There are one or two places earlier in the novel where Falk has an internal dialogue with himself, perhaps hinting at the protagonist’s eventual plural nature. One might expect that to be developed more thoroughly throughout the book, and such dialogue to be explored in more detail after Falk-Ramarren dual awakening, but in Le Guin’s typical fashion much of the book is a slow journey exploring a character, the world, and their place in it, with a rush of action held off to the every end. Falk-Ramarren does not get much actual interplay in the text before it’s all over and we must imagine what their reconciliation of identity looks like ourselves.

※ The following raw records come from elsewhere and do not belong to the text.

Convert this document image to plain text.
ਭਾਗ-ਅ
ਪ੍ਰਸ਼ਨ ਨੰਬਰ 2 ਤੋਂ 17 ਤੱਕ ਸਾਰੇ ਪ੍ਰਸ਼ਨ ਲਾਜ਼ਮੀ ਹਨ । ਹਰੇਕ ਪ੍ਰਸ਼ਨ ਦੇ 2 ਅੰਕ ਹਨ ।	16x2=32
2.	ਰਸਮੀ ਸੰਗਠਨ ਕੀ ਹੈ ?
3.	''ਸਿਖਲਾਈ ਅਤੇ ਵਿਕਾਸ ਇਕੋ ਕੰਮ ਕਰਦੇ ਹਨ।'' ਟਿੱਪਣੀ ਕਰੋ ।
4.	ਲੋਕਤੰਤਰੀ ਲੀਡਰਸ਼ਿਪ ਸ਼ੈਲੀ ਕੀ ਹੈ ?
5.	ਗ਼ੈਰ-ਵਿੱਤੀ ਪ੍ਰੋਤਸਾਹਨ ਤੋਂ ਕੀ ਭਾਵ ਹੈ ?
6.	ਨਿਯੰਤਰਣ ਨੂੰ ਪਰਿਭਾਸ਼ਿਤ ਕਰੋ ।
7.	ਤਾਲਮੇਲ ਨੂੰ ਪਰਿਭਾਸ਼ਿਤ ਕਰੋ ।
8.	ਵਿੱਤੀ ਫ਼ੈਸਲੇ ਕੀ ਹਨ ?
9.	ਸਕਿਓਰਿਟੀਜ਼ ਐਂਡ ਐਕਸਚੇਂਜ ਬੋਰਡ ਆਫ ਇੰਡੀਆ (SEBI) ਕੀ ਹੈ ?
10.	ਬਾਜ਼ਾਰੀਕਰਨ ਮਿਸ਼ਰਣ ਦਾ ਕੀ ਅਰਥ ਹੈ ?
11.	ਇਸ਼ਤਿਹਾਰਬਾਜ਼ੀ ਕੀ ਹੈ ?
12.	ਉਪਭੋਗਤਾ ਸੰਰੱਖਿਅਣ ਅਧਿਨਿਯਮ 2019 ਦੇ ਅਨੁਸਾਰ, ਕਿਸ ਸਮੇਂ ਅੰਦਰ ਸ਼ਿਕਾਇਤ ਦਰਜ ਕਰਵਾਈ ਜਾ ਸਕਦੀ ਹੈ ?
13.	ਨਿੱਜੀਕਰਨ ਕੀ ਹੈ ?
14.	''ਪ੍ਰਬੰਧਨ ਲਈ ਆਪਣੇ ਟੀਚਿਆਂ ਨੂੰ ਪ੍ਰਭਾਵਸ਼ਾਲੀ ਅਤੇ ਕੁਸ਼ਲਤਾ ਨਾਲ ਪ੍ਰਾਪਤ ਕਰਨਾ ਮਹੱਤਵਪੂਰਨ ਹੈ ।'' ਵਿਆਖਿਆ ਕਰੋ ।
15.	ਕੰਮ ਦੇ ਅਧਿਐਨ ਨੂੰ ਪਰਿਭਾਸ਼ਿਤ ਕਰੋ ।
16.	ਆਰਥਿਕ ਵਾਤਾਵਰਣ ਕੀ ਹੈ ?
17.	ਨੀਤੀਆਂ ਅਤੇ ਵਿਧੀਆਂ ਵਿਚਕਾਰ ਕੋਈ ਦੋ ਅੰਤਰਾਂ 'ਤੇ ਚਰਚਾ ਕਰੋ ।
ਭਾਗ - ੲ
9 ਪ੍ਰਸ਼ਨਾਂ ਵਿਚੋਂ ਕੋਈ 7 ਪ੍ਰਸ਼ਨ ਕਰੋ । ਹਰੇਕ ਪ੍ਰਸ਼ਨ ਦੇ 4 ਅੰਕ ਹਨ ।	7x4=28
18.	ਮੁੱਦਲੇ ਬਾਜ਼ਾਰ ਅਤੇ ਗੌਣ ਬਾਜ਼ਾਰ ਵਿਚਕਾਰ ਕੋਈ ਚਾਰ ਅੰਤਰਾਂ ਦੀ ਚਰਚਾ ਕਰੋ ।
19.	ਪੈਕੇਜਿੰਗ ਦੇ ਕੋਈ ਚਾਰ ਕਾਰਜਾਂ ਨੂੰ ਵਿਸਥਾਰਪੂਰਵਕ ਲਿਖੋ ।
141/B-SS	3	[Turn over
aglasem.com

It is also perhaps odd that the liars are defeated not just by truth but also in part by the secrecy, hierarchy and compartmentalisation of Werelian culture, though much like the origin of the Werelian culture itself that can only become useful through it’s joining together of human culture and understanding in Falk, who Ramarren would be lost without just as Falk would be lost without Ramarren.


Planet of Exile ★★★☆☆

Poster.

But who remembers the Year before last?

One people who live only in the concern of the immediate, who cannot look beyond one lifetime except as part of cycle without beginning or end, and another who only look to the past, only able to look to the future by looking at how they could survive together rather than apart.


Rocannon’s World ★★★☆☆

Poster.

They can send death at once, but life is slower.

I have previously read three books in Le Guin’s Hainish Cycle: The Left Hand of Darkness, The Dispossessed and City of Illusions. Having read through Earthsea a few years ago I’ve been meaning to revisit Le Guin’s science fiction series and decided to start at the beginning.

Interesting to see threads of both the later Hainish Cycle books and of Earthsea starting here, with its heroic high fantasy world and story embedded in a science fiction setting. Le Guin’s prose is always wonderful to read and I really enjoyed the contrast in perspectives between Semley in the prologue and Rocannon in the rest of the novel, though it’s difficult not to judge it against her later works and find it less cohesive.